If we want to keep people from walking up to our congress people and shooting them, or plotting to build bombs in our schools, then we have to have a serious conversation about mental illness in this country.

Stepping off....

I applaud a book or movie that shines light in darkness. A work of art, no matter its medium; that does not inspire emotion and movement in its audience is the lowest form of art - entertainment. (JMO)

Kiwi Riverman's Blogesphere said...

Great comments. Two or three decades ago western nations decided to close down state mental health institutions and send their patients out into the community. We in NZ, just have acute emergency units for the mentally ill. There is nowhere for patients, no they are clients now, to go for some peace and quiet occasinally. There are some half-way type houses for people to have some respite, but not if they are liable to be violent schizophrenics who may punch walls and things to get away from the voices. While we don't have people on the streets here in NZ in any great numbers, they are hidden away in boarding houses and flats around our cities.Medication has evolved and helps control the voices and psychosis, but the side effect is considerable weight gain. Many patients are chronic cigarette smokers and alcohol drinkers, and a few still use dope(marijuana) which is whar created their psychosis in the first place. A few lucky younger patients still have families who care and look after their interests.

Brenda Stevens said...

never heard of this story before, so interesting, a must read now. Thank you

I chuckle, tho at the time it wasn't funny, we had a woman who i befriended, neighbor who had this diagnosis. Didn't know it at the time, she broke into our home, looking for her child's rabbit; she knew it was in our house, the voices told her.
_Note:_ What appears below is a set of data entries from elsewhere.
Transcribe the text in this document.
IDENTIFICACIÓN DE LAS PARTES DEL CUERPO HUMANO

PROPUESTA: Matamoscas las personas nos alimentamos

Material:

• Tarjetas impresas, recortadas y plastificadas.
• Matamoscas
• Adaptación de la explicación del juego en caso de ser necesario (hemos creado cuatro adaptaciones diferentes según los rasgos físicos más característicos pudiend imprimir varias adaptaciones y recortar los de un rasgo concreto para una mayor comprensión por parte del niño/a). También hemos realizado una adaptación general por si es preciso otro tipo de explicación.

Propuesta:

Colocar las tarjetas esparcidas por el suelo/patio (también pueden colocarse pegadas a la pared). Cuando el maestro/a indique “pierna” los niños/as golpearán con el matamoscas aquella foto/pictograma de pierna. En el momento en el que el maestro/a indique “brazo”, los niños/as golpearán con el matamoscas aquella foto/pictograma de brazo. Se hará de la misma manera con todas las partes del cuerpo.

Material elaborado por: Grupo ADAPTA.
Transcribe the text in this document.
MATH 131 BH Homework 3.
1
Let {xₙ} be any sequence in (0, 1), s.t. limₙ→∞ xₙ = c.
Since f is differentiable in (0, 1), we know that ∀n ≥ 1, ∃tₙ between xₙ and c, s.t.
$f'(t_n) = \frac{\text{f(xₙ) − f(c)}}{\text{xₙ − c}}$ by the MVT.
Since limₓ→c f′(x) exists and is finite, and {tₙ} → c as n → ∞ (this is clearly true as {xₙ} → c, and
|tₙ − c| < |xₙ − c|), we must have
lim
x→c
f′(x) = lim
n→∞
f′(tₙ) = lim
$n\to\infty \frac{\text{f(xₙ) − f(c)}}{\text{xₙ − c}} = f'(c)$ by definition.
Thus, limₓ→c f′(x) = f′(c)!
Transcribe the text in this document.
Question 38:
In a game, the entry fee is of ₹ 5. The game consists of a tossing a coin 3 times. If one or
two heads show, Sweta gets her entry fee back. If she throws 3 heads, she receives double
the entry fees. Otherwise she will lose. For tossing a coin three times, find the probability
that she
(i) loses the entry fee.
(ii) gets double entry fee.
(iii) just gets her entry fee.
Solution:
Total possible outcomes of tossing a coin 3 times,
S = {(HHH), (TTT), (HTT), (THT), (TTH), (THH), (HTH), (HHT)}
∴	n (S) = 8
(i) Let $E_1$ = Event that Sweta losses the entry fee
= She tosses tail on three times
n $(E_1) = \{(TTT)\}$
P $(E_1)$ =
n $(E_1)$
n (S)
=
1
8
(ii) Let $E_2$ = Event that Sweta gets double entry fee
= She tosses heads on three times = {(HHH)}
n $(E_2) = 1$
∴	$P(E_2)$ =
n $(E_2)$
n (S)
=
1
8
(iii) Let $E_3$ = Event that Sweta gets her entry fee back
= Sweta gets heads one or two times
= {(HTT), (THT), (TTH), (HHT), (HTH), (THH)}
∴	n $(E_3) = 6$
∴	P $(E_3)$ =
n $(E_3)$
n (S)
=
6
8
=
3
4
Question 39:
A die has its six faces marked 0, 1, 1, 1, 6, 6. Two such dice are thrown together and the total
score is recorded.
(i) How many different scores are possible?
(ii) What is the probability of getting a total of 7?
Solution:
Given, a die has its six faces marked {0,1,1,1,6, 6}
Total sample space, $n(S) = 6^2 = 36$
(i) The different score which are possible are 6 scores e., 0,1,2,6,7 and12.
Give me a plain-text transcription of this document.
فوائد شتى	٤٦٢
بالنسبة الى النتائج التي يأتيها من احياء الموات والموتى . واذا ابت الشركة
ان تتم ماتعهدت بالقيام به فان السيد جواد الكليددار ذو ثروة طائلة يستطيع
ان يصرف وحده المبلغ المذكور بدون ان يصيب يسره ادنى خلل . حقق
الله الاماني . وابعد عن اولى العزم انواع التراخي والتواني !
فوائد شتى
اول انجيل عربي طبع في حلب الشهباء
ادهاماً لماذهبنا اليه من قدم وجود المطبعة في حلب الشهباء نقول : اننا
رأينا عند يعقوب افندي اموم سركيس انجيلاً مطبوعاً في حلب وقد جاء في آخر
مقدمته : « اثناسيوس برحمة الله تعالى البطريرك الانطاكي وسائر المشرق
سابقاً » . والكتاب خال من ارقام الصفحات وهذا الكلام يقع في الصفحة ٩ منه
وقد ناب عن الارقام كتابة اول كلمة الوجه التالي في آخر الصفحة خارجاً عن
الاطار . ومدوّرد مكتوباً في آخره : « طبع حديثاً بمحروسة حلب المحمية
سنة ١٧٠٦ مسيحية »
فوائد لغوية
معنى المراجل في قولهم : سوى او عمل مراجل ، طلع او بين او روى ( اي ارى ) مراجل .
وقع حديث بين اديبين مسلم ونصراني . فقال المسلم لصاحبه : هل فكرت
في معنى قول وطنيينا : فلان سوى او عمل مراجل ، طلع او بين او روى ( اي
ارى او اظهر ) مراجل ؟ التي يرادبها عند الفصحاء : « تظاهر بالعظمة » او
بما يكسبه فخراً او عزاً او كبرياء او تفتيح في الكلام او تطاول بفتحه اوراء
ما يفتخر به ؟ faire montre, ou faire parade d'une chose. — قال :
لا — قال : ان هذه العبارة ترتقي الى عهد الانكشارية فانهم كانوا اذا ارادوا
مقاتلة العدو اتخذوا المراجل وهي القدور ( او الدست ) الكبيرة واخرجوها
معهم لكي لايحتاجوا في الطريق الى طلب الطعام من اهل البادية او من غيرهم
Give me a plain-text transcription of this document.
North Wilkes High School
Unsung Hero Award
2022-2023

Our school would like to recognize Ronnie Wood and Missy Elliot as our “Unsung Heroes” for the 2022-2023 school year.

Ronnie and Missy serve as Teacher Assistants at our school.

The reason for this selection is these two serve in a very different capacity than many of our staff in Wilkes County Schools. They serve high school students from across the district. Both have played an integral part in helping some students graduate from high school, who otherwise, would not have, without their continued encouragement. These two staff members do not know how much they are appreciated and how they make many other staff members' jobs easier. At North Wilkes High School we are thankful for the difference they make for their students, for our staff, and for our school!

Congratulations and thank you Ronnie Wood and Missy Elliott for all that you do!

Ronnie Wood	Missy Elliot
My ex, 6ft 5 and a hulk of a man, was terrified of her, every time the bushes moved side of the house, or near the window where he was sitting he would JUMP. NEVER saw anything or anyone un nerve him like this person.

She needed meds, sad to see her taken away in 4 pt restraints from her home, her kids so scared. We helped her husband with the kids until they moved, he was so ashamed. It was sad. Her family ended up taking care of her from what i heard last. He divorced her.

Kiwi Riverman's Blogesphere said...

It is a great story, and some mental health patients can be scary and put the wind up you.